The Syrian city of Aleppo has come up again and again in the US presidential campaign — because at least two candidates have no idea what to say about it. But understanding what’s happening in Aleppo right now is critical to understanding the situation in Syria. If you watch the above video and read the below text, you can consider yourself better informed than Gary Johnson and Donald Trump.

Aleppo is a city located in Northwest Syria near the Turkish border. It’s the capital of the eponymous Aleppo province and was the country’s most populated city before the war. Today it’s perhaps the most significant battlefield in Syria's defining conflict: fighting between Bashar al-Assad and various anti-government rebel factions. (ISIS is not a major player in Aleppo City, though it has a presence in Aleppo province.)

Since Syria’s 2011 Arab Spring protests descended into a civil war, Aleppo has been a major base for a number of different rebel factions opposed to the Assad regime. In September 2015, Assad's forces began a concerted effort to retake the city. Prior to the Aleppo offensive, Assad had been losing. In response, his international patrons — Russia and Iran — began increasing their support in the fall of 2015. Their deployments allowed Assad's forces to make their major push toward the city, the latest in a fundamental seesaw dynamic in momentum that has characterized the Syrian civil war for years.

The worst-case scenario has always been a full-on siege of the city’s rebel-controlled Eastern half, blocking even humanitarian assistance from getting in. This sort of siege is illegal under international law, but Assad has been doing it for years. That's because it works: Rebels who don't have food quickly lose the will to fight, and civilians in besieged areas will start cooperating with the government just to make it stop.

In July, these fears were realized. The Assad regime, with significant support from Iran, imposed a blockade on rebel areas, cutting off supplies to more than 200,000 people.

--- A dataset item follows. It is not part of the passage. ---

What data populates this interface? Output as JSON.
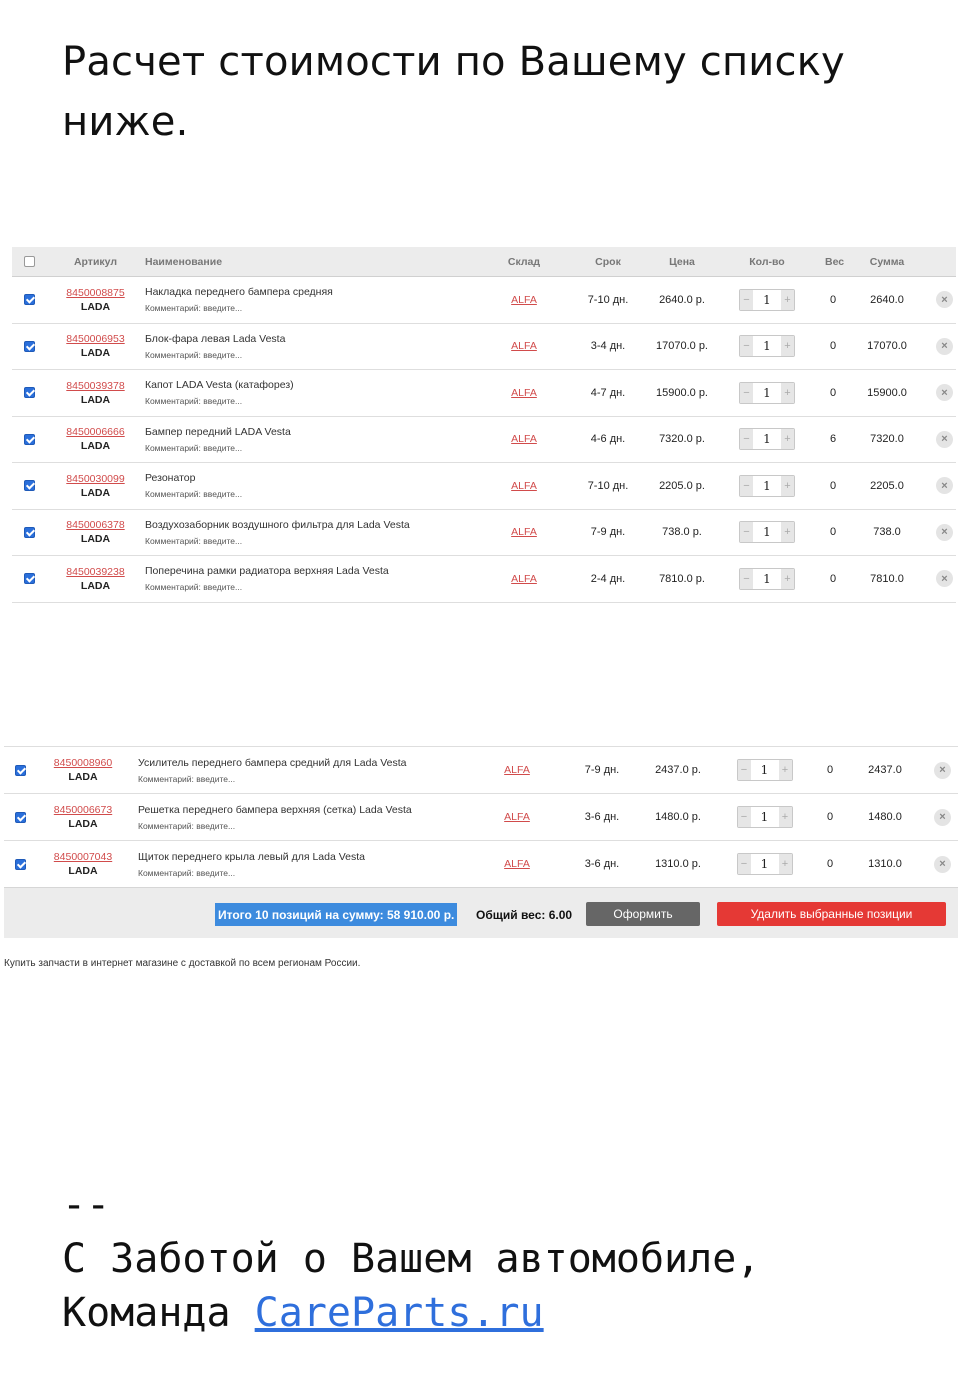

At the end of July, the fractious rebel groups struck back, launching a rare coordinated offensive that caught the Assad regime off guard and temporarily broke the siege. But in September, the siege was reimposed. It remains ongoing today, and the humanitarian situation for Aleppo’s trapped civilians remains dire. And the US has no good policy option to break it.

So Aleppo isn’t just one site of tragedy among many in Syria. It’s a humanitarian crisis and one of the most important battlefronts in the country — the kind of thing that someone who wants to be president of the United States should at least have passing familiarity with.